Straightforward guidelines will reduce the need for contentious negotiations between developers and neighbors. “Neighborhoods will not have to fight those battles,” Silver said.

Raleigh leaders admit the new code leaves one missing puzzle piece for growth: public transit. That hinges on the half-cent sales tax increase that mayors from throughout Wake County are lobbying for. County commissioners have been reluctant to put the proposal on the ballot.

“If it still ends up being more convenient to get in your car, it’s going to get more difficult to redevelop in these areas,” Stephenson said, pointing to increasing traffic issues. “The whole council sees that challenge ahead.”

The council also considered a proposal to make existing neighborhoods denser by allowing backyard cottages or “granny flats,” popular for elderly relatives and young renters. That plan got nixed last week after attracting more opposition than any other aspect of the new code.

Other new development requirements have passed with little fanfare. Here are a few of the highlights:

Subtler skyscrapers: Pedestrians walking past Raleigh’s tallest building, the PNC Plaza tower, are confronted with a 33-story-high wall next to the sidewalk. Future high-rise buildings could get even taller, but they’d look different at the street level. The section of the building closest to the street will have to be shorter, eliminating some of the canyon effect. “The intent there is to allow more light and air onto the street,” Silver said.
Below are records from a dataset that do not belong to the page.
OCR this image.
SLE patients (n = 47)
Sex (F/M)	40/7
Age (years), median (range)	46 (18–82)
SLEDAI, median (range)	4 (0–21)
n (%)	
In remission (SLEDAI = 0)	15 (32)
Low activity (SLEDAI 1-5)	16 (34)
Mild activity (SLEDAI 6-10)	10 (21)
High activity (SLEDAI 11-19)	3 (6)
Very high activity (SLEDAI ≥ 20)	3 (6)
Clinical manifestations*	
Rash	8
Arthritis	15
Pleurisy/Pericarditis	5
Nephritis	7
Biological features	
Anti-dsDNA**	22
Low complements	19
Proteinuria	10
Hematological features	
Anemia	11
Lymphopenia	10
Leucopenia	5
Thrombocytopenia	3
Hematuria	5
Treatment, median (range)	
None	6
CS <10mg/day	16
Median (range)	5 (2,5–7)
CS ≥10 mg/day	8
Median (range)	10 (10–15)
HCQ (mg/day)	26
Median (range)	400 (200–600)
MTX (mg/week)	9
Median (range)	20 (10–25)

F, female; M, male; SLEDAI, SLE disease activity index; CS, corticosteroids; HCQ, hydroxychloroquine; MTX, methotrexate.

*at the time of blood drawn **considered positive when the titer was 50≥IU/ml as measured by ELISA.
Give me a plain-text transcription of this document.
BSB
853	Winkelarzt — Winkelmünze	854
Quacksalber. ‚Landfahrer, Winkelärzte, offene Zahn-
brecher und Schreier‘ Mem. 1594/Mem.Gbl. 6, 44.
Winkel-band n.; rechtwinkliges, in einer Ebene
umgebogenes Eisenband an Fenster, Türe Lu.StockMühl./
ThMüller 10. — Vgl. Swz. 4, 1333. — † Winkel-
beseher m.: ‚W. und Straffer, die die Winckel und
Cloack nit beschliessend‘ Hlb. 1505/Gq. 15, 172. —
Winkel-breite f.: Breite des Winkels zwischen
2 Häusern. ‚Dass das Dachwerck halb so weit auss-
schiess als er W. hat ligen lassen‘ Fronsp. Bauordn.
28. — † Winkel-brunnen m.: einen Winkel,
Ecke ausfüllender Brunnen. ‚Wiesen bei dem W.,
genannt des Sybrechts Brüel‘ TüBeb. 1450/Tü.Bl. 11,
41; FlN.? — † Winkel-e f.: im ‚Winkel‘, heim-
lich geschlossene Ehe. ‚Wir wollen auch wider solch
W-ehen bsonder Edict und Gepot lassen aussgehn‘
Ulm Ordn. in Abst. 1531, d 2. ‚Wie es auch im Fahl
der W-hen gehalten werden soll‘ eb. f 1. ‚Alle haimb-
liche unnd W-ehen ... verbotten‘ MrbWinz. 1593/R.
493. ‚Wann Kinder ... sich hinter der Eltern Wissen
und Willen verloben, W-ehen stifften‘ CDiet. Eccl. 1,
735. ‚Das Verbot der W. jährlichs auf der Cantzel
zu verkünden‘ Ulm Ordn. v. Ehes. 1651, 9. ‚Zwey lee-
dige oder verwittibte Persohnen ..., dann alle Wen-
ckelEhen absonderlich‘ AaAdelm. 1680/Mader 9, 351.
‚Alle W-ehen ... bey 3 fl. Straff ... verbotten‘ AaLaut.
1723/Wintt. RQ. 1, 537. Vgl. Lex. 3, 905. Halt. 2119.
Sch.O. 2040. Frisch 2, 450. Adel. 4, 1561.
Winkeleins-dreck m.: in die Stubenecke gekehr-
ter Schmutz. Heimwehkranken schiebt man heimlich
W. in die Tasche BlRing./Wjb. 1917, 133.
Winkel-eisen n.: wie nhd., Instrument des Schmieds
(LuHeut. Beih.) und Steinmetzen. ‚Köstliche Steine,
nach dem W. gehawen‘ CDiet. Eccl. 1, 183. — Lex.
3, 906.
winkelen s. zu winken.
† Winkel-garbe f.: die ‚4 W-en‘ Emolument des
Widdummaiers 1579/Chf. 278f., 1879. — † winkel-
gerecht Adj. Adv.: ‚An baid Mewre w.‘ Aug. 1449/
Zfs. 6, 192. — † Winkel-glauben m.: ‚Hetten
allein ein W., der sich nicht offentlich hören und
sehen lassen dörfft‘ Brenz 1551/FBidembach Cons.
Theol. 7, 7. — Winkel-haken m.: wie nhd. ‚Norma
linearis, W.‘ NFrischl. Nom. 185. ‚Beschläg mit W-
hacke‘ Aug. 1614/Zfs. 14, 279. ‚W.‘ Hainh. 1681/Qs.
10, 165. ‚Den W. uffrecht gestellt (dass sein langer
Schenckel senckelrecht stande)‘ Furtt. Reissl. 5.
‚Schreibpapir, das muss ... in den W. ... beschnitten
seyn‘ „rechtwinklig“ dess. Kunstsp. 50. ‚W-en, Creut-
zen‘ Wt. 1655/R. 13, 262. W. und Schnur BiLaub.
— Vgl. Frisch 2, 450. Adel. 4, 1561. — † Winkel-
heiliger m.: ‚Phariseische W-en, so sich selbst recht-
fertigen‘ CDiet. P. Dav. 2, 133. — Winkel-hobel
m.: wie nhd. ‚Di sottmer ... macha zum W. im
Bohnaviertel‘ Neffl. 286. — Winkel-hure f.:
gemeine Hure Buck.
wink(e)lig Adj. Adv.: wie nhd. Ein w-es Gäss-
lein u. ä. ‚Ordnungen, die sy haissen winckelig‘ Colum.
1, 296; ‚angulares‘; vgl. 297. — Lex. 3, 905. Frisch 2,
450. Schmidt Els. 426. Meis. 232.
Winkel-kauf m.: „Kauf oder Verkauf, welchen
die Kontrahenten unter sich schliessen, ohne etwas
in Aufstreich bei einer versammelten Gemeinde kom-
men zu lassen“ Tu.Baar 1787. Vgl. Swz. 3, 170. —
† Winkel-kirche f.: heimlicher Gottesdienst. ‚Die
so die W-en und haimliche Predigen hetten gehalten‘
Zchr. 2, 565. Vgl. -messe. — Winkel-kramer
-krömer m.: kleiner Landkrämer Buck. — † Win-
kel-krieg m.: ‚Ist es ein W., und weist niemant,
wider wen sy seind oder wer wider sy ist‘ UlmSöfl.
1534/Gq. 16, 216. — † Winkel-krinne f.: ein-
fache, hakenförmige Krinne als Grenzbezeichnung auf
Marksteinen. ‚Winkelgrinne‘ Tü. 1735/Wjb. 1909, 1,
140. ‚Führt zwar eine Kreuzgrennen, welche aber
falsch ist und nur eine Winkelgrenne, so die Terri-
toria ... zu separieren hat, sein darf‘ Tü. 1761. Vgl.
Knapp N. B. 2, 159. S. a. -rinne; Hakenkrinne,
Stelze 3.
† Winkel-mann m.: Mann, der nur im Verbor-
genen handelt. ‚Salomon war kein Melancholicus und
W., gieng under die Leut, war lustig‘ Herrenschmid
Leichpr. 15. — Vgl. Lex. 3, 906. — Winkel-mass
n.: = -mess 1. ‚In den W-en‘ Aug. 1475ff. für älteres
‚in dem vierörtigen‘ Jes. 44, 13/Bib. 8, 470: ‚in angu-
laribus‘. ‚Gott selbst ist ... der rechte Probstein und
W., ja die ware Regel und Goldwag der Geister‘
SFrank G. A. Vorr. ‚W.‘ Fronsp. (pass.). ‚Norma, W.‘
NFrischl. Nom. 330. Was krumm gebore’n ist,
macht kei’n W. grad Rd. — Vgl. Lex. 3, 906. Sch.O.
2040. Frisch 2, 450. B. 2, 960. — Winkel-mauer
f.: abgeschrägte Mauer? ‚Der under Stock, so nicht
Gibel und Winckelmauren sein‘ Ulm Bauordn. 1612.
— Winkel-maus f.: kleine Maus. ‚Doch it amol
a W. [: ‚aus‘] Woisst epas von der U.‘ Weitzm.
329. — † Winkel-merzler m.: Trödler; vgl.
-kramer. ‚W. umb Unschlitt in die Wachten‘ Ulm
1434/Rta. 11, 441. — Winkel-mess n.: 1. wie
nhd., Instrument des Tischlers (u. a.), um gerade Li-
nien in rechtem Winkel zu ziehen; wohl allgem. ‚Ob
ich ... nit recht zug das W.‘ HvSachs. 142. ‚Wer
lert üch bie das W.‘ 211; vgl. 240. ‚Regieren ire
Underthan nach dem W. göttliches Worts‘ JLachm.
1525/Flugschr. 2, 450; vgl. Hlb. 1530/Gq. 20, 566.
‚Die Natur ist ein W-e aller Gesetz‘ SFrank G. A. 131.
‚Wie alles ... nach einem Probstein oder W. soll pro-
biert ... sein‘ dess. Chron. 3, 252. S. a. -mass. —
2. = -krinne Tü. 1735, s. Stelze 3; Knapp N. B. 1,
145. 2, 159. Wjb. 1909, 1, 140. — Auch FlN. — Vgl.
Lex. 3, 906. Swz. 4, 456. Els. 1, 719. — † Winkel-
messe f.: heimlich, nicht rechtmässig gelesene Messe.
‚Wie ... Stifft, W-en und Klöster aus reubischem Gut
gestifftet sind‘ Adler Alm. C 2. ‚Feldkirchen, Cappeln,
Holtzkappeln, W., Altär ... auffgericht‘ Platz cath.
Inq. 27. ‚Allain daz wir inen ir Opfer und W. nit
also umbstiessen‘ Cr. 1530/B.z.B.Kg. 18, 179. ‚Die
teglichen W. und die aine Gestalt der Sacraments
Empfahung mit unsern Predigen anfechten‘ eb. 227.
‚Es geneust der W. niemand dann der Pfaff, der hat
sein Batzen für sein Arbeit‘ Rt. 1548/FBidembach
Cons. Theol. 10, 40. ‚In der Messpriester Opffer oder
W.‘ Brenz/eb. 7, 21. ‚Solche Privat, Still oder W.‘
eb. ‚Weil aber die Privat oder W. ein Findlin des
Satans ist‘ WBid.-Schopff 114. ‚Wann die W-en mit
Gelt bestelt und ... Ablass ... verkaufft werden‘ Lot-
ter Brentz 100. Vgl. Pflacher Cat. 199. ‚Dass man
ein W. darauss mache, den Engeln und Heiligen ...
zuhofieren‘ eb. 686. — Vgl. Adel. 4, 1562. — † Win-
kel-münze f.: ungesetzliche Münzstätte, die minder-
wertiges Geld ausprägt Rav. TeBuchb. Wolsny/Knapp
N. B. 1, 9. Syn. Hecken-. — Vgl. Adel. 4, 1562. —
Transitioning to neighborhoods: Residents can get antsy when a commercial or multi-family development crops up at the edge of their neighborhood. To make sure the newcomers don’t harm home values, the new code has specific requirements for separating them from houses. The details vary based on the size, type and location of the commercial development. “In some cases, it’s a fence; in other cases, it’s a landscape buffer,” Silver explained.

More open spaces: The code doubles the percentage of open space required for developments in downtown and other high-density districts. The space must equal 10 percent of the overall building square footage. In the past, developers have used creative options to meet the requirement. The PNC Plaza building put in a rooftop pool area, while the Wells Fargo tower has open space around its entrances and for patio seating at Cafe Carolina. City leaders hope to encourage more privately owned outdoor public spaces like the eatery’s patio.

Smaller parking lots: The new guidelines reduce the minimum number of parking spaces required in many developments – another shift away from car-centric growth. Some businesses could pair up with neighbors that have different hours of operation. “The intent was to provide more options for shared parking,” Silver said. Also, most mixed-use districts will require parking lots in the back, with buildings encouraged to locate close to the street.

Heights vary: Developers will get clearer guidelines for how tall they can go, avoiding drawn-out debates like the one that surrounded a seven-story apartment proposal on Hillsborough Street this year. In Midtown, the maximum will be 20 stories. Downtown buildings top out at 40 floors. Until now, developers had to get city approval for each project taller than three stories.

Better sidewalks, bike facilities: The UDO sets design standards for all new roads to be built in the city. All streets will have sidewalks – some of them wider – and many types of roads will have bike lanes. Also, dedicated bike parking could be required in some developments. “The bicycling public, they’ll see more bicycling infrastructure in place,” Silver said.